Analysis of validation data
Validation of the mutations within the targeted regions (76 genes) of the Illumina deep-sequencing data from 16 LUSC patients
Caller A only
Caller B only
Caller C only
Caller D only
Caller A and C
Caller A and D
Caller B and C
Caller B and D
Caller C and D
All but Caller D
All but Caller C
All but Caller B
All but Caller A
We further interrogated false positive and false negative sites by exploring alignment of nearby regions, distribution of base scores of the variant and the reference allele, coverage, and variant allele fraction. Some of such details for each mutation are summarized in Additional file 2. Each discrepancy has a very specific reason but broadly, there are two explanations accounting for the false positives and false negatives. One is when a mutation has low-quality information (low vaf in the tumor sample, or low coverage, or low mapping quality, or low base quality scores for the variant allele). The other is when different pre- and post-filtering criteria were applied to high or intermediate-quality mutations, i.e., mutations showing clear signs of the existence of the variant allele, but may show strand bias, repeatedly appear in the first or last few bases of the reads, etc. Nonetheless, detailed characterization couldn’t be performed, since full details of the filters were not available.

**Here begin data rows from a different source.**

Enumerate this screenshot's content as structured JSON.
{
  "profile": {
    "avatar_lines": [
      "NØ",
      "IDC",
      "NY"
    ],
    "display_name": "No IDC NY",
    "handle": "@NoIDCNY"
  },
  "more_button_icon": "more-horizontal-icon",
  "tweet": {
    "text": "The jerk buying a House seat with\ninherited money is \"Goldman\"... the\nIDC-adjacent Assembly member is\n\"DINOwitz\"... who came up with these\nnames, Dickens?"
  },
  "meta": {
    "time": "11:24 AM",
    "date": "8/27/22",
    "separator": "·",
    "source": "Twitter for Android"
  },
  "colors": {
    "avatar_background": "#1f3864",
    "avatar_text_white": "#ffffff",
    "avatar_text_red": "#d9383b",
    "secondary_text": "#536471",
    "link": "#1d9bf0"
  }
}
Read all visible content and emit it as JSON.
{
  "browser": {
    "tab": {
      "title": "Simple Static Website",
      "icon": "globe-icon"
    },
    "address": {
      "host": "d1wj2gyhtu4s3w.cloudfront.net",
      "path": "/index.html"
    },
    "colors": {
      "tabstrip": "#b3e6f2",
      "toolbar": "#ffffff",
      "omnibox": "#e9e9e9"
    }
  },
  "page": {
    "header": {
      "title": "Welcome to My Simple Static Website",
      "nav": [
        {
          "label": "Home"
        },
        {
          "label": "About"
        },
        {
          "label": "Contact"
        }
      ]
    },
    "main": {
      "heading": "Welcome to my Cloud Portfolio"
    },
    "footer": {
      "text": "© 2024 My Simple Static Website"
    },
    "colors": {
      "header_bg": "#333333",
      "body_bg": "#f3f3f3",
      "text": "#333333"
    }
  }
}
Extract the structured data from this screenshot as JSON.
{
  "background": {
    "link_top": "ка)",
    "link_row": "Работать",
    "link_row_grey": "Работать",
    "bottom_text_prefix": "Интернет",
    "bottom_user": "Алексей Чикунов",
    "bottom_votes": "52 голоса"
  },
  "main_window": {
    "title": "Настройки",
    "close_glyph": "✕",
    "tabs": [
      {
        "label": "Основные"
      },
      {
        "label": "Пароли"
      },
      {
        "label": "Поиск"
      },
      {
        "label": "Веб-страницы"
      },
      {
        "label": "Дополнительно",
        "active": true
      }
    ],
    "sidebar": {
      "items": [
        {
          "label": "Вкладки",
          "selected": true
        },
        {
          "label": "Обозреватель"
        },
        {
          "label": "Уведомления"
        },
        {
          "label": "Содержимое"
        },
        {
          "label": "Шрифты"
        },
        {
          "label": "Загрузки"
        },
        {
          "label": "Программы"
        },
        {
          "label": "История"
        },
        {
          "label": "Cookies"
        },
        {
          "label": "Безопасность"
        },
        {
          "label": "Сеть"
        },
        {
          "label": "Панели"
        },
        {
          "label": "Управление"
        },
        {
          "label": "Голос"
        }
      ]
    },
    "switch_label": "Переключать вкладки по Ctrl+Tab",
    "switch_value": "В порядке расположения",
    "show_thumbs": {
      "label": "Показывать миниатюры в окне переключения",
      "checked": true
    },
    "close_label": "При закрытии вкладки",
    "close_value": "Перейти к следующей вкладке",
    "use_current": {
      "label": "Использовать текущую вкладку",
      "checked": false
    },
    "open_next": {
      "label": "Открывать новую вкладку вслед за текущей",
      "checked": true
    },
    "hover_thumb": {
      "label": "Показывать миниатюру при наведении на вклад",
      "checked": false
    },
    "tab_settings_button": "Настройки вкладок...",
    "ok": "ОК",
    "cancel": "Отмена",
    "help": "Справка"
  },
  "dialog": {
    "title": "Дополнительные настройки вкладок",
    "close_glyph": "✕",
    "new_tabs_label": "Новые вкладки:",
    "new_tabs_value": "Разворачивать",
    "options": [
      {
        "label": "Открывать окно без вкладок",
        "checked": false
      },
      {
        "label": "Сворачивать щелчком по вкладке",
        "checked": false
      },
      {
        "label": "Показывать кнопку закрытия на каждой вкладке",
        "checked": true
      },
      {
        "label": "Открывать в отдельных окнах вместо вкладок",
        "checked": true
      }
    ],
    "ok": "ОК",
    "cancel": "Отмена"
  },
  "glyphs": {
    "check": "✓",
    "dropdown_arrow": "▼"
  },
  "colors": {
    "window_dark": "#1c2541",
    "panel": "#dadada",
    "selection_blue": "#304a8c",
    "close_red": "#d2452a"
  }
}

READ dataset Among the mutations called for the 6 READ patients, we obtained the validation status of 721 sites that were validated by the 454 technology. We first classified each mutation found in any VCF file into five validation groups. It is ‘nonMAF’ if the mutation was found in the benchmark data but did not appear in the TCGA colon working group MAF (mutation annotation format) file as of Nov 8, 2011 nor validated by the 454 technology. Otherwise, it was classified as ‘unknown’ (in the MAF file but not validated), ‘wildtype’ (no variant allele found in either the tumor or the normal sample), ‘germline’ (variant allele found in both the tumor and the normal sample), and ‘somatic’ (the variant allele is found in the tumor sample but not in the normal). We didn’t have information about how sites were chosen for validation. However, classification of the mutations by the detection status of the three callers and by the validation group suggests that only the variants initially called by Caller J were considered for validation, except for a few variants in READ-4 (Additional file 1: Table S2). It is important to be aware of such ascertainment. Otherwise, one may mistakenly compute the false positive and the false negative rates of Caller H or Caller I using the validated mutations, and may make unfair comparison with the rates of Caller J. Note that in the set of validated mutations, if a mutation is called by Caller H, then it implicitly implies that the mutation is called by both Caller H and Caller J due to the ascertainment.
Validation results for the mutations that were called by Caller J are shown in Additional file 1: Figure S6. Most of the calls detected by Caller J only were not considered for validation nor included in the MAF file (i.e., ‘nonMAF’), except for the calls from patient READ-3 and READ-4. For the two patients, numerous mutations were considered for validation and validated as wildtype. Mutations that were detected by all callers have high validation rate for most of the patients, except READ-3. For READ-3, around half of the mutations were validated as wildtype. The validation results of the mutations that were detected by Caller J and another caller also suggest somewhat unusual validation accuracy for the mutations from two patients, READ-3 and READ-4. It is plausible that the quality of samples or the experimental procedure for these patients provided a challenge to all three mutation callers.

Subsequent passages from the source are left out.